25 November is the anniversary of the United Nations « Declaration on the Elimination of All Forms of Intolerance and Discrimination Based on Religion or Belief. » The Declaration was proclaimed on 25 November 1981 and began by stating “Considering that one of the principles of the Charter of the United Nations is that of the dignity and equality inherent in all human beings, and that all Member States have pledged themselves to take joint and separate action in co-operation with the Organization to promote and encourage universal respect for and observation of human rights and fundamental freedoms for all, without distinction as to race, sex, language or religion.”
The Declaration took nearly 20 years of difficult negotiations to draft. Preparation of the declaration began in 1962 and the Declaration was proclaimed in November 1981. Originally, negotiators at the UN had thought of drafting a single text which would have included the elimination of discrimination based on race, sex, and religion. However, there was too great a diversity of views. It was easier to deal with race because in the 1960s and 1970s in UN circles “race” was only the Apartheid policy of South Africa which everyone was, at least verbally, against.

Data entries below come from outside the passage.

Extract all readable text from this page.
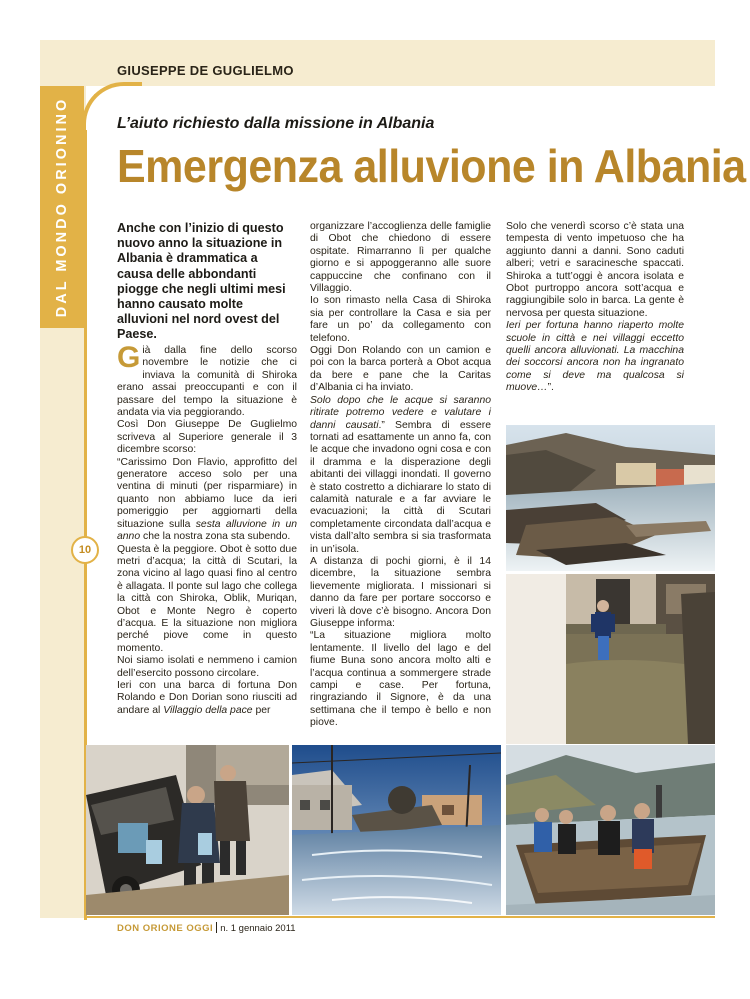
GIUSEPPE DE GUGLIELMO
DAL MONDO ORIONINO
10
L’aiuto richiesto dalla missione in Albania
Emergenza alluvione in Albania
Anche con l’inizio di questo nuovo anno la situazione in Albania è drammatica a causa delle abbondanti piogge che negli ultimi mesi hanno causato molte alluvioni nel nord ovest del Paese.

Già dalla fine dello scorso novembre le notizie che ci inviava la comunità di Shiroka erano assai preoccupanti e con il passare del tempo la situazione è andata via via peggiorando.

Così Don Giuseppe De Guglielmo scriveva al Superiore generale il 3 dicembre scorso:

“Carissimo Don Flavio, approfitto del generatore acceso solo per una ventina di minuti (per risparmiare) in quanto non abbiamo luce da ieri pomeriggio per aggiornarti della situazione sulla sesta alluvione in un anno che la nostra zona sta subendo.

Questa è la peggiore. Obot è sotto due metri d’acqua; la città di Scutari, la zona vicino al lago quasi fino al centro è allagata. Il ponte sul lago che collega la città con Shiroka, Oblik, Muriqan, Obot e Monte Negro è coperto d’acqua. E la situazione non migliora perché piove come in questo momento.

Noi siamo isolati e nemmeno i camion dell’esercito possono circolare.

Ieri con una barca di fortuna Don Rolando e Don Dorian sono riusciti ad andare al Villaggio della pace per

organizzare l’accoglienza delle famiglie di Obot che chiedono di essere ospitate. Rimarranno lì per qualche giorno e si appoggeranno alle suore cappuccine che confinano con il Villaggio.

Io son rimasto nella Casa di Shiroka sia per controllare la Casa e sia per fare un po’ da collegamento con telefono.

Oggi Don Rolando con un camion e poi con la barca porterà a Obot acqua da bere e pane che la Caritas d’Albania ci ha inviato.

Solo dopo che le acque si saranno ritirate potremo vedere e valutare i danni causati.” Sembra di essere tornati ad esattamente un anno fa, con le acque che invadono ogni cosa e con il dramma e la disperazione degli abitanti dei villaggi inondati. Il governo è stato costretto a dichiarare lo stato di calamità naturale e a far avviare le evacuazioni; la città di Scutari completamente circondata dall’acqua e vista dall’alto sembra si sia trasformata in un’isola.

A distanza di pochi giorni, è il 14 dicembre, la situazione sembra lievemente migliorata. I missionari si danno da fare per portare soccorso e viveri là dove c’è bisogno. Ancora Don Giuseppe informa:

“La situazione migliora molto lentamente. Il livello del lago e del fiume Buna sono ancora molto alti e l’acqua continua a sommergere strade campi e case. Per fortuna, ringraziando il Signore, è da una settimana che il tempo è bello e non piove.

Solo che venerdì scorso c’è stata una tempesta di vento impetuoso che ha aggiunto danni a danni. Sono caduti alberi; vetri e saracinesche spaccati. Shiroka a tutt’oggi è ancora isolata e Obot purtroppo ancora sott’acqua e raggiungibile solo in barca. La gente è nervosa per questa situazione.

Ieri per fortuna hanno riaperto molte scuole in città e nei villaggi eccetto quelli ancora alluvionati. La macchina dei soccorsi ancora non ha ingranato come si deve ma qualcosa si muove…”.

DON ORIONE OGGI n. 1 gennaio 2011
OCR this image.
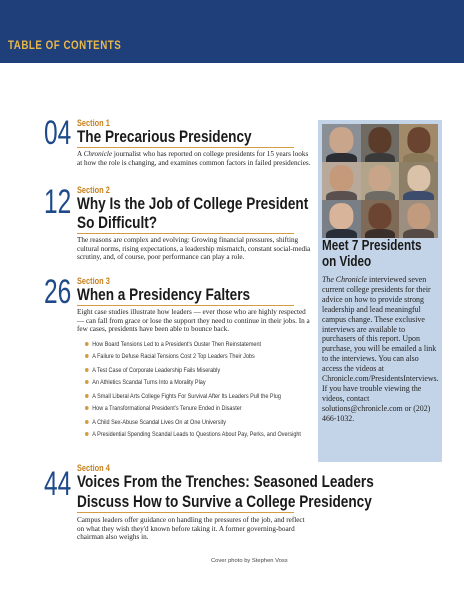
TABLE OF CONTENTS
04 Section 1
The Precarious Presidency
A Chronicle journalist who has reported on college presidents for 15 years looks at how the role is changing, and examines common factors in failed presidencies.
12 Section 2
Why Is the Job of College President
So Difficult?
The reasons are complex and evolving: Growing financial pressures, shifting cultural norms, rising expectations, a leadership mismatch, constant social-media scrutiny, and, of course, poor performance can play a role.
26 Section 3
When a Presidency Falters
Eight case studies illustrate how leaders — ever those who are highly respected — can fall from grace or lose the support they need to continue in their jobs. In a few cases, presidents have been able to bounce back.
How Board Tensions Led to a President's Ouster Then Reinstatement
A Failure to Defuse Racial Tensions Cost 2 Top Leaders Their Jobs
A Test Case of Corporate Leadership Fails Miserably
An Athletics Scandal Turns Into a Morality Play
A Small Liberal Arts College Fights For Survival After Its Leaders Pull the Plug
How a Transformational President's Tenure Ended in Disaster
A Child Sex-Abuse Scandal Lives On at One University
A Presidential Spending Scandal Leads to Questions About Pay, Perks, and Oversight
44 Section 4
Voices From the Trenches: Seasoned Leaders
Discuss How to Survive a College Presidency
Campus leaders offer guidance on handling the pressures of the job, and reflect on what they wish they'd known before taking it. A former governing-board chairman also weighs in.
Meet 7 Presidents
on Video
The Chronicle interviewed seven current college presidents for their advice on how to provide strong leadership and lead meaningful campus change. These exclusive interviews are available to purchasers of this report. Upon purchase, you will be emailed a link to the interviews. You can also access the videos at Chronicle.com/PresidentsInterviews. If you have trouble viewing the videos, contact solutions@chronicle.com or (202) 466-1032.
Cover photo by Stephen Voss
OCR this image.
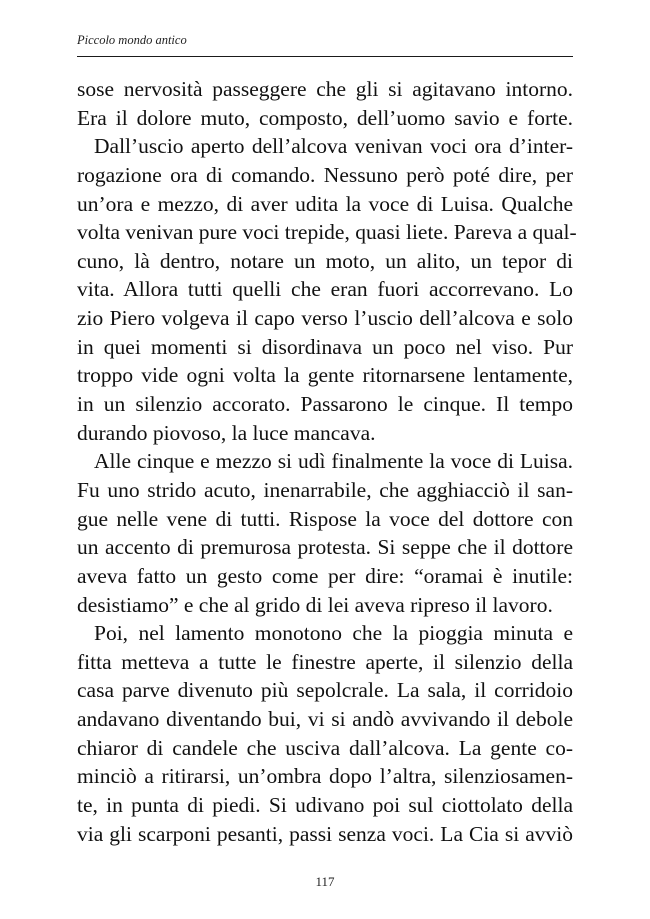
Piccolo mondo antico

sose nervosità passeggere che gli si agitavano intorno.
Era il dolore muto, composto, dell’uomo savio e forte.
Dall’uscio aperto dell’alcova venivan voci ora d’inter-
rogazione ora di comando. Nessuno però poté dire, per
un’ora e mezzo, di aver udita la voce di Luisa. Qualche
volta venivan pure voci trepide, quasi liete. Pareva a qual-
cuno, là dentro, notare un moto, un alito, un tepor di
vita. Allora tutti quelli che eran fuori accorrevano. Lo
zio Piero volgeva il capo verso l’uscio dell’alcova e solo
in quei momenti si disordinava un poco nel viso. Pur
troppo vide ogni volta la gente ritornarsene lentamente,
in un silenzio accorato. Passarono le cinque. Il tempo
durando piovoso, la luce mancava.
Alle cinque e mezzo si udì finalmente la voce di Luisa.
Fu uno strido acuto, inenarrabile, che agghiacciò il san-
gue nelle vene di tutti. Rispose la voce del dottore con
un accento di premurosa protesta. Si seppe che il dottore
aveva fatto un gesto come per dire: “oramai è inutile:
desistiamo” e che al grido di lei aveva ripreso il lavoro.
Poi, nel lamento monotono che la pioggia minuta e
fitta metteva a tutte le finestre aperte, il silenzio della
casa parve divenuto più sepolcrale. La sala, il corridoio
andavano diventando bui, vi si andò avvivando il debole
chiaror di candele che usciva dall’alcova. La gente co-
minciò a ritirarsi, un’ombra dopo l’altra, silenziosamen-
te, in punta di piedi. Si udivano poi sul ciottolato della
via gli scarponi pesanti, passi senza voci. La Cia si avviò

117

Religion and belief were more difficult questions. The defense of spiritual liberty has been one of the most persistent of struggles, and there is no area of the world that does not have its martyrs to the cause. The struggle has often been against religious authorities who have wanted to maintain their faith within narrow limits claiming that they alone held the truth. It is significant that the words “dogmatic” “sectarian” and “inquisition” —all arise from the religious vocabulary. The stoning of the prophets and the auto-da-fe have been the answers of religious authorities — and often ordinary believers as well — to new ideas. Today, in most parts of the world, religious organizations can no longer put heretics to death. Now, religious organizations can only try to marginalize those who hold new ideas or to excommunicate them. However, as we see with the actions of the Islamic State in Iraq and Syria (ISIS) against the Yezidi, the Christians and other religious minorities, the spirit of the inquisition can return if the context is favorable.
If religious organizations are usually no longer able to put to death heretics, the State has taken over the task of establishing orthodoxy and putting heretics to death. Although today, governments are the prime agents of repression against the spiritual life, governments are also timidly building the defenses of spiritual liberty.
The Declaration of 25 November 1981 builds upon Article 18 of the Universal Declaration of Human Rights which states that “Everyone has the right to freedom of thought, conscience and religion; this right includes freedom to change his religion or belief, and freedom, either alone or in community with others and in public or private, to manifest his religion or belief in teaching, practice, worship and observance.” There can be no doubt that freedom of thought, conscience, religion or belief is of a fundamental character and derives from the inherent dignity and worth of the human person.
One of the most difficult areas in drafting the Declaration concerned the rights of the child to have “access to education in the matter of religion or belief in accordance with the wishes of his parents and shall not be compelled to receive teaching on religion or belief against the wishes of his parents or legal guardians, the best interests of the child being the guiding principle.” The Declaration went on to state “The child shall be protected from any form of discrimination on the grounds of religion or belief. He shall be brought up in a spirit of understanding, tolerance, friendship among peoples, and in full consciousness that his energy and talents should be devoted to the service of his follow men.”
Despite the rather undramatic title of the Declaration, it is a cornerstone in the defense of spiritual liberty. Thanks to the Declaration on the Elimination of All Forms of Intolerance and Discrimination Based on Religion or Belief, we who work for a world of understanding and solidarity have a UN text on which to base our efforts to defend spiritual liberty. Its anniversary should remind us of the important tool we have at hand.